Our Research

Role of Ferritinophagy in Pancreatic Cancer
Recent work has shown that pancreatic cancers have a distinct dependence on autophagy (a cellular catabolic pathways) and that inhibition leads to DNA damage and metabolic defects leading to growth suppression. The unique importance of autophagy in pancreatic cancer suggests that there may be a subset of proteins that are specifically targeted by autophagy for degradation, which would promote proliferation and survival. To identify novel proteins degraded by autophagy in pancreatic cancer, we purified autophagosomes from pancreatic cancer cell lines and employed quantitative mass spectrometry-based proteomics. One of the most highly enriched autophagosomal proteins was NCOA4. Importantly, interaction proteomics revealed ferritin heavy and light chains (FTH1, FTL) as high confidence interacting proteins. Ferritin forms a complex of 24 subunits of light and heavy chains that is capable of storing up to 4,500 iron atoms. When iron levels in the cell are low, ferritin is degraded allowing the release of iron for use by the cell. Ferritin is degraded in the lysosome and recent evidence implicated autophagy in the process; however, the mechanism underlying this activity remained unclear. Our work identified NCOA4 as the selective autophagy receptor for ferritin autophagy (ferritinophagy) revealing the mechanism of how ferritin is degraded to regulate bioavailable iron levels (Mancias et al., Nature 2014) (Mancias et al., Elife 2015).
 
Given the reliance of multiple cancers, including pancreatic cancer, on both high levels of autophagy as well as iron, understanding the role of NCOA4 in pancreatic cancer may reveal a new therapeutic approach. However, the role of ferritinophagy in the larger context of organismal iron metabolism may limit the therapeutic index of such a therapy; therefore, understanding the physiologic role of NCOA4 will be equally important.
 
We will take an integrated biochemical, cell biologic, and in vivo approach in order to answer fundamental questions of the role of NCOA4-mediated ferritinophagy in pancreatic cancer and in systemic iron homeostasis (Santana-Codina et al. Cancer Discovery 2022).

---

​Selective Autophagy in Pancreatic Cancer
Using our quantitative autophagosomal proteomics methodology, we determined the most robust list of autophagosome proteins to date (Mancias et al., Nature 2014). Investigating pancreatic cancer specific autophagosomal candidates may reveal insights into how pancreatic cancer utilizes autophagy. Candidates will be characterized using an integrated proteomic, biochemical, and cell biologic approach. Furthermore, as we know little about the autophagosome machinery for selective autophagy (mitophagy, etc.), we will perform quantitative autophagosomal proteomics after various selective autophagy stimuli. These studies will yield further insights into autophagy biology (Mancias et al., JMB 2016). 
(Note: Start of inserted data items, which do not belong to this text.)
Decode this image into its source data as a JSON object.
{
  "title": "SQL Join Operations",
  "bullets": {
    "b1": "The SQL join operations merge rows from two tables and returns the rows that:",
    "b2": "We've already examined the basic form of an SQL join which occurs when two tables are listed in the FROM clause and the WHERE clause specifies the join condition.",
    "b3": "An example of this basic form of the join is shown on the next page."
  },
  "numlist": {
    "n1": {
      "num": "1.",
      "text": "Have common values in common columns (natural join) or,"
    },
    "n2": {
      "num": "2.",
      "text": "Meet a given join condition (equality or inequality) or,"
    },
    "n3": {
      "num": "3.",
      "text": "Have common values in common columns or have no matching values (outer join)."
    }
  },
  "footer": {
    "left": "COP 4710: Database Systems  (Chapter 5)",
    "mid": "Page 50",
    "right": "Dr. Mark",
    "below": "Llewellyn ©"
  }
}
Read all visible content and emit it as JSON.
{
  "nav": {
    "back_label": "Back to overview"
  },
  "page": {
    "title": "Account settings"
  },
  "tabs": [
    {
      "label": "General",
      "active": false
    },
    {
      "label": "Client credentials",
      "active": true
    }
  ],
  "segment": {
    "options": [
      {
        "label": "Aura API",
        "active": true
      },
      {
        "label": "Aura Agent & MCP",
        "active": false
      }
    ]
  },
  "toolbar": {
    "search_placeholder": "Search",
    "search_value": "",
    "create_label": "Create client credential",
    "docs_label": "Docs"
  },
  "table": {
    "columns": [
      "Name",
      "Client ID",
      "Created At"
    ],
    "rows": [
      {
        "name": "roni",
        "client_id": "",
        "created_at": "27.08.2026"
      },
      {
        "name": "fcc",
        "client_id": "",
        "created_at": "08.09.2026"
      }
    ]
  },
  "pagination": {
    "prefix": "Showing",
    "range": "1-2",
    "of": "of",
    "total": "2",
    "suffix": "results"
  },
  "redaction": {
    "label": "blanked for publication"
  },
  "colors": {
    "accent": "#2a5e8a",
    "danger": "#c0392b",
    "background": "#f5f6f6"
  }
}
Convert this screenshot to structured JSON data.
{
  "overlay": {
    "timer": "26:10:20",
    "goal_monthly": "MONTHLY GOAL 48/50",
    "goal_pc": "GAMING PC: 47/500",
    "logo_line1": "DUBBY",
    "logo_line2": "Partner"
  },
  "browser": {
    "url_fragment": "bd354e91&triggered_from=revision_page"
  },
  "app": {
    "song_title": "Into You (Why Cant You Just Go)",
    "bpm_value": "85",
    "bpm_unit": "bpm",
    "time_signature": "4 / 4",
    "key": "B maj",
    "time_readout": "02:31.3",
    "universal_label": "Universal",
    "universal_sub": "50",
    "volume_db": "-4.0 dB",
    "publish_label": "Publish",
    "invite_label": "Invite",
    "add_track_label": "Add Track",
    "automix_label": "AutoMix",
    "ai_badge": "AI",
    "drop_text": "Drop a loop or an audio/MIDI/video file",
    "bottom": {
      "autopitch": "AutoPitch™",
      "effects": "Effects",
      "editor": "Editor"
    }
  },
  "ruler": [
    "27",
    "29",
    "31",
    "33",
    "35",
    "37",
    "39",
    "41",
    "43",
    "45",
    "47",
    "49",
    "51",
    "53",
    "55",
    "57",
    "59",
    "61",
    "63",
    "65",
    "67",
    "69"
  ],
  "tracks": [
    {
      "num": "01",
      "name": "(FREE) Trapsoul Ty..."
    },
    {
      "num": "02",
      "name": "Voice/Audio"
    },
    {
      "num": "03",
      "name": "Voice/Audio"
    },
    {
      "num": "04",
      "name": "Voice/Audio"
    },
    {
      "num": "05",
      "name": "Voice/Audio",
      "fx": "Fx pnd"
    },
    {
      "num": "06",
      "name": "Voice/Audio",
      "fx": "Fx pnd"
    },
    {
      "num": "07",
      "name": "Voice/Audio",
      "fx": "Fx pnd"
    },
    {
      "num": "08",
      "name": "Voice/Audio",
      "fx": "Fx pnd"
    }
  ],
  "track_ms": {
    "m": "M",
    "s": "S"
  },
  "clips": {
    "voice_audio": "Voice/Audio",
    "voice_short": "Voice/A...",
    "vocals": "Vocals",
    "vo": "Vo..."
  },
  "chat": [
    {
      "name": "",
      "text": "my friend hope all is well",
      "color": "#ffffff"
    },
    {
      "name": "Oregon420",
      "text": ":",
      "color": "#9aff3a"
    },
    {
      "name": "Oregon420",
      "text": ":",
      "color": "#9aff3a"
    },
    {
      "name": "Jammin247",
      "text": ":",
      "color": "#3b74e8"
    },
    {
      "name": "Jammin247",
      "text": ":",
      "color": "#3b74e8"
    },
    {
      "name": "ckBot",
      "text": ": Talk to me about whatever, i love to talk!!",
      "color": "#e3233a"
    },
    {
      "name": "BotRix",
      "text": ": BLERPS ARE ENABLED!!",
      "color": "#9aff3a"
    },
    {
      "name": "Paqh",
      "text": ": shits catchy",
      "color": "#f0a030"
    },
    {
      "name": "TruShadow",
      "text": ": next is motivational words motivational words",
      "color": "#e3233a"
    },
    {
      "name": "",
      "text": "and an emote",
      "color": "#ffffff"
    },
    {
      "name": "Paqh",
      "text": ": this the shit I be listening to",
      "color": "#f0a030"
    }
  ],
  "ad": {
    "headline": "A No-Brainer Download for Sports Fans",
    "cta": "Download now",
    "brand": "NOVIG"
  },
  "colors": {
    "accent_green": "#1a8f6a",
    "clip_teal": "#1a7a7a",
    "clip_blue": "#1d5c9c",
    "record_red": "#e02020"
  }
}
​Quantitative Temporal Proteomics to identify targetable adaptations and resistance to (K)RAS inhibitors
While considered undruggable for 40 years, recent advances have led to the development of mutant allele-specific KRAS and pan-RAS inhibitors (KRASi) that demonstrate activity in PDAC patients in early clinical trials. However, resistance will prevent KRASi monotherapies from producing durable responses. There is an urgent need to understand how to effectively implement KRASi in combinations to prevent or circumvent resistance. ​To identify pathways of adaptation to KRASi and predict drug combinations that circumvent resistance, we are using mass-spectrometry-based quantitative temporal proteomics (Santana-Codina et al. Cell Reports 2020) to profile the proteomic response to KRASi in pancreatic cellular, organoid, and in vivo models. Based on these proteomic data, we will identify KRASi combinatorial regimens with potential therapeutic utility.

Identifying the pancreatic tumor MHC-I ligandome in response to ionizing radiation for combination radiation-immunotherapy approaches
Radiation therapy has known stimulatory effects on anti-tumor CD8+ T cell immunity against both primary tumors and metastatic tumors distant from the primary irradiation site when combined with checkpoint blockade immunotherapy (abscopal effect). Here we aim to answer major questions regarding radiation-induced immune remodeling in pancreatic cancer: what are the MHC-I ligands pancreatic tumor cells present in response to ionizing radiation that stimulate CD8+ T cell mediated killing? To answer this question, we will use an innovative and cutting-edge combination of mass spectrometry-based quantitative peptidomics and proteomics, mouse models of PDAC, next-generation sequencing, bioinformatics, and targeted immune stimulation experiments. To that end, we have already developed an innovative multiplexed quantitative mass spectrometry-based approach towards identifying MHC-I ligands (Murphy, Yu et al, Analytical Chemistry 2019).